Party leader Alun Michael, who scraped in as a top-up candidate, is now widely expected to try to achieve a partnership with the Liberal Democrats who have six seats.
Plaid Cymru will be the second-largest group in the assembly with 17 seats. The Conservatives have nine.
All the parties have expressed disappointment that only 46% of Wales's 2.2m voters turned out to vote.
'A historic day'
"We now have an opportunity to work in the assembly to make Wales a better place," he said.
But jubilant nationalists have been celebrating landmark victories in Labour heartlands where they enjoyed swings of up to 35%.
Among their major gains was Rhondda, shutting out Labour's Wayne David who had been so certain of victory he had resigned his seat in the European Parliament.
Ironically, Labour's worse than expected national performance made Mr Michael's victory as a top-up candidate more likely under the assembly's system of proportional representation.
Mr Michael's rise to the Welsh party leadership started with the resignation from the Cabinet of former Welsh Secretary Ron Davies following mysterious events in a London park.
His victory in the resulting internal leadership poll created bitterness within the party as his left-wing rival Rhodri Morgan lost despite securing the backing of a majority of individual members.
In a highly-symbolic twist, Mr Davies was the first person to be elected to the assembly.
Mr Morgan and Plaid Cymru President Dafydd Wigley were also both elected with comfortable majorities.

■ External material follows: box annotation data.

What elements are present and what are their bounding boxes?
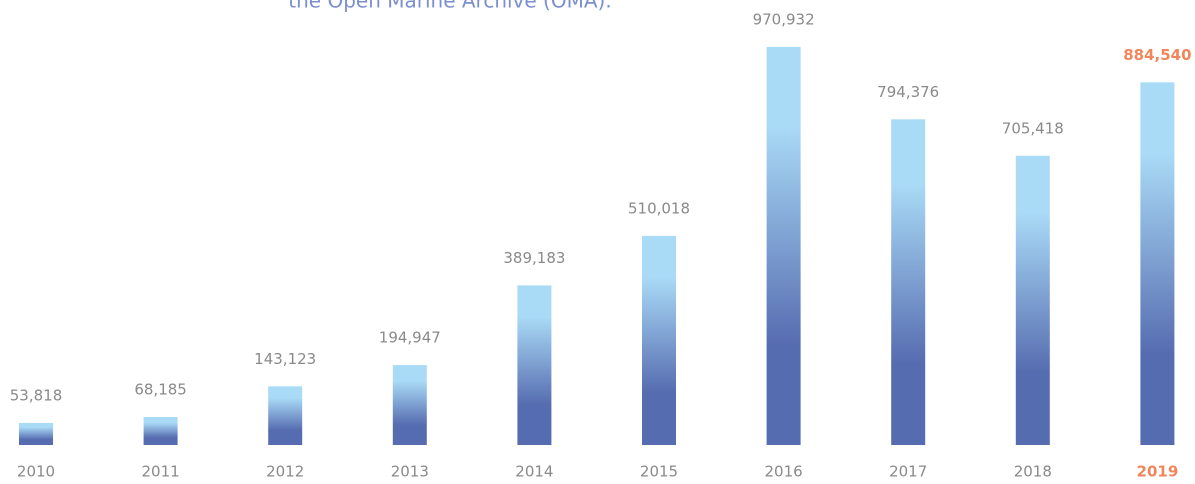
bar [891,119,926,445]
x-tick-label: 2010 [17,463,55,481]
value-label: 794,376 [877,83,939,101]
value-label: 143,123 [254,350,316,368]
x-tick-label: 2011 [142,463,180,481]
x-tick-label: 2017 [889,463,927,481]
bar [19,422,53,445]
bar [143,417,178,445]
value-label: 884,540 [1123,46,1191,64]
x-tick-label: 2015 [640,463,678,481]
value-label: 389,183 [503,249,565,267]
bar [268,386,303,445]
x-tick-label: 2012 [266,463,304,481]
x-tick-label: 2018 [1014,463,1052,481]
bar [1015,155,1050,445]
x-tick-label: 2019 [1137,463,1179,481]
x-tick-label: 2013 [391,463,429,481]
value-label: 970,932 [753,10,815,28]
bar [392,365,427,445]
value-label: 510,018 [628,199,690,217]
bar [1140,82,1175,446]
chart-subtitle: the Open Marine Archive (OMA). [288,0,611,13]
x-tick-label: 2014 [515,463,553,481]
value-label: 705,418 [1002,119,1064,137]
bar [517,285,552,445]
value-label: 53,818 [10,386,63,404]
value-label: 68,185 [134,381,187,399]
x-tick-label: 2016 [765,463,803,481]
bar [642,235,676,445]
value-label: 194,947 [379,329,441,347]
bar [766,46,801,446]
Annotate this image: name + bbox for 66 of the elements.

Tory leader Rod Richards and his Lib Dem counterpart Michael German were elected as top-up candidates by the second of the two assembly votes given to every voter.
'A political earthquake'
"It is a political earthquake that has been gathering momentum over several weeks. People didn't think it was happening. Even we didn't realise it was happening to such an extent," he said.
Mr Morgan described the prospect of Labour failing to win a majority as "very disappointing".
"I thought we might have had a clear majority of six or eight seats," he said.
But Mr Morgan said he would not be afraid of working in an assembly coalition.
"Everyone elected will be conscious of the need to do a good job for Wales. We have all got to make it work," he said.
Turnout lower than expected
Under the assembly election system 40 of the 60 members were chosen by the familiar first-past-the-post system in constituencies corresponding to those of the existing 40 Welsh Westminster MPs.
The remaining 20 members were elected by a system of proportional representation, with four being elected from a party list in each of Wales's five electoral regions, which are based on the European Parliament constituencies.
Politicians from all parties had hoped for a respectable turnout on Thursday after a campaign dogged by claims of voter apathy.
But it is still respectable compared with the turnout in local elections in England and Wales and at the Scottish Parliamentary elections.
Within the average there were great variations from 60% in Caernarfon to 32% in Alyn and Deeside
Mr Morgan said the results showed the parties had to listen more to the electorate.
"If you can only persuade one out of two people to come out and vote that poses a big question to us as politicians," he said.
Growing support for assembly
A BBC poll taken on the day of the election indicates growing support for the assembly among Welsh voters.
But of those asked in the BBC poll, 46% said they thought the assembly would bring better government to Wales.
The assembly will decide how to spend the £8bn block grant Wales receives for areas such as agriculture, culture, economic development, education and health.